The nature of what I do for a living is that a lot of people ask me “questions” disguised as a diversity question.
I deliberately use the word disguise because, more often than not, the “question” is an opinion about something mildly or greatly controversial, and the person wants to provoke a response or receive benediction of some sort.
What’s a real diversity question? For starters, it’s one where a person is genuinely puzzled about how to deal with or respond to a specific situation. Their life experience generally makes them feel ill equipped or completely unfamiliar with how to deal with the issue.
I love those questions. The specificity means that I can help the person do his own work to come up with a solution, approach or even attitude that makes an experience better and more productive.
An example is a friend who is white who asked me to help her figure out how to deal with a racist neighbor who made racist comments in her presence. Most of my friends of color would be irritated by how many of those questions I field weekly.
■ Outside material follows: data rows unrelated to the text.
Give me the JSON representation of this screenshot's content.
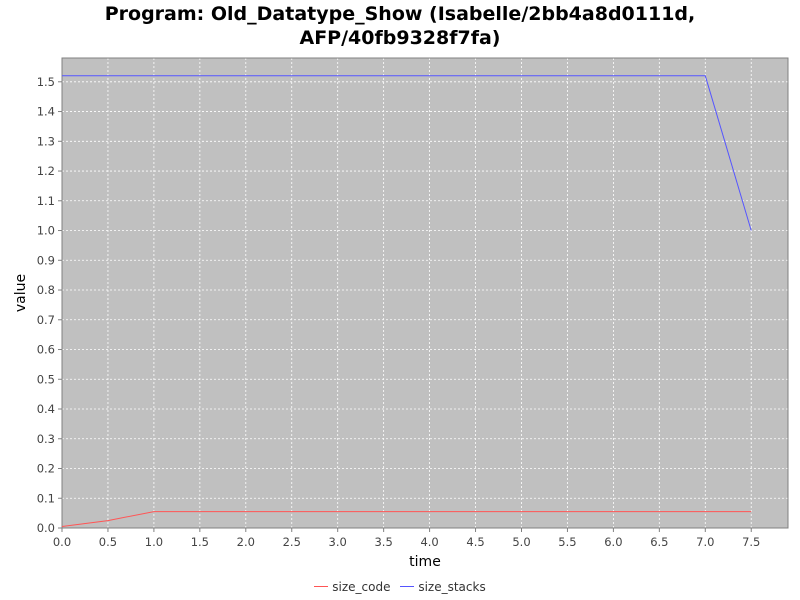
{
  "chart_data": {
    "type": "line",
    "title_line1": "Program: Old_Datatype_Show (Isabelle/2bb4a8d0111d,",
    "title_line2": "AFP/40fb9328f7fa)",
    "xlabel": "time",
    "ylabel": "value",
    "xlim": [
      0.0,
      7.9
    ],
    "ylim": [
      0.0,
      1.58
    ],
    "x_ticks": [
      "0.0",
      "0.5",
      "1.0",
      "1.5",
      "2.0",
      "2.5",
      "3.0",
      "3.5",
      "4.0",
      "4.5",
      "5.0",
      "5.5",
      "6.0",
      "6.5",
      "7.0",
      "7.5"
    ],
    "y_ticks": [
      "0.0",
      "0.1",
      "0.2",
      "0.3",
      "0.4",
      "0.5",
      "0.6",
      "0.7",
      "0.8",
      "0.9",
      "1.0",
      "1.1",
      "1.2",
      "1.3",
      "1.4",
      "1.5"
    ],
    "grid": true,
    "legend_position": "bottom-center",
    "plot_background": "#c0c0c0",
    "grid_color": "#ffffff",
    "series": [
      {
        "name": "size_code",
        "color": "#ff5555",
        "x": [
          0.0,
          0.5,
          1.0,
          1.5,
          2.0,
          2.5,
          3.0,
          3.5,
          4.0,
          4.5,
          5.0,
          5.5,
          6.0,
          6.5,
          7.0,
          7.5
        ],
        "y": [
          0.005,
          0.025,
          0.055,
          0.055,
          0.055,
          0.055,
          0.055,
          0.055,
          0.055,
          0.055,
          0.055,
          0.055,
          0.055,
          0.055,
          0.055,
          0.055
        ]
      },
      {
        "name": "size_stacks",
        "color": "#5555ff",
        "x": [
          0.0,
          0.5,
          1.0,
          1.5,
          2.0,
          2.5,
          3.0,
          3.5,
          4.0,
          4.5,
          5.0,
          5.5,
          6.0,
          6.5,
          7.0,
          7.5
        ],
        "y": [
          1.52,
          1.52,
          1.52,
          1.52,
          1.52,
          1.52,
          1.52,
          1.52,
          1.52,
          1.52,
          1.52,
          1.52,
          1.52,
          1.52,
          1.52,
          1.0
        ]
      }
    ]
  }
}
But most of the time, depending on the person, their sincerity and how they go about asking me, I don’t mind.
But there are circumstances where I do mind, and with my column celebrating it’s six-year anniversary this month, my gift to myself is to list them:
1. Coming to me on the heels of a volatile, emotional news event and expecting me to explain the historical, cultural reaction “my” people are having to it — without doing it in a way that offends or makes them too uncomfortable.
2. Stating a fully formed political opinion to me and then saying something to the effect of “So, Miss Diversity Diva, what do you think?”
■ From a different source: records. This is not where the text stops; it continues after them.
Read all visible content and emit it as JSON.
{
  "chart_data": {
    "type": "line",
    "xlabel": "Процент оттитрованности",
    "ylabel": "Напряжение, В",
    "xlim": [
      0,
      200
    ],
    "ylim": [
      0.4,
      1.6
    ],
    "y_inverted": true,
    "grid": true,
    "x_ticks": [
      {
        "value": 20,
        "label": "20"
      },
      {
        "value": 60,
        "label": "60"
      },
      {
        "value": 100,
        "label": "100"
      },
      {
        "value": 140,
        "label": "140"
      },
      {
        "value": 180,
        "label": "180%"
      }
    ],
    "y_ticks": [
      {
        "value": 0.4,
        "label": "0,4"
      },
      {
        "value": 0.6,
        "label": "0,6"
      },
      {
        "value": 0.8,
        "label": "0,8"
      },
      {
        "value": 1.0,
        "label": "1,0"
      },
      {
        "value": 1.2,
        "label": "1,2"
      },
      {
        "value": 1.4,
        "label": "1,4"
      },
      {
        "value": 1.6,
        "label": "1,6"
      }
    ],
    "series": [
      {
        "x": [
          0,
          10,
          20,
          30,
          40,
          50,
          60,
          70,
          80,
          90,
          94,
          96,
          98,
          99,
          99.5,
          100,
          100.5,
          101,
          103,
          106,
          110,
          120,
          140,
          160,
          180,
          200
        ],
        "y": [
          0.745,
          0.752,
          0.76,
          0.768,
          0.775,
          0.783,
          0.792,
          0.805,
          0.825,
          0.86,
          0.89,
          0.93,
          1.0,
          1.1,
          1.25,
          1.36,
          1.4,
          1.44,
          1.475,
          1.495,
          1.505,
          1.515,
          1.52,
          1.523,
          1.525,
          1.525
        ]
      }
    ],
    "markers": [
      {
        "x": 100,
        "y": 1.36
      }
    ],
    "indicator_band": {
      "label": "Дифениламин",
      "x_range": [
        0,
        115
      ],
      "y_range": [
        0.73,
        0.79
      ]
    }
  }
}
3. Deliberately provoking a diversity conversation at a time or place where the audience will be uncomfortable, and then holding it against me if I answer in a way that makes people uncomfortable. (I find that this happens frequently in social situations where I’m not in the majority demographic.)
4. Making a decision that you suspect will have strong negative reactions and responses from a “diversity” group and using a conversation with me as the basis for looking as if you researched or sought out counsel on the choice you’ve already made.
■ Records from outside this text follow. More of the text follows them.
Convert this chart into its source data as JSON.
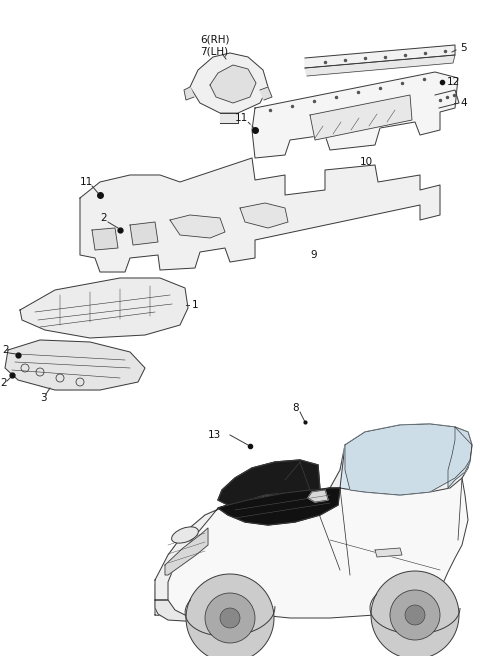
{
  "bg_color": "#ffffff",
  "lc": "#3a3a3a",
  "lw": 0.7,
  "fig_w": 4.8,
  "fig_h": 6.56,
  "dpi": 100
}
5. The open-ended “teach me” question where I’m expected to generically school you on why a certain group of people feels a certain way, especially a group of people that I’m not personally knowledgeable about.
If you ask me one of these non-diversity questions, chances are I will still try to answer it to the best of my ability. The only time I refuse to engage is when I know the person well enough to see a deliberate attempt to provoke an argument. Most of the time, people are not trying to do that.
Although this list is personal and, thus, subjective, my guess is that many who read this have co-workers, neighbors and friends who have a similar list of sandpaper reactions.
One of my favorite quotes is, “Seek first to understand rather than to be understood.” If you run a diversity enquiry through that analysis, you’ll figure out whether you’re asking a diversity question that elevates your knowledge.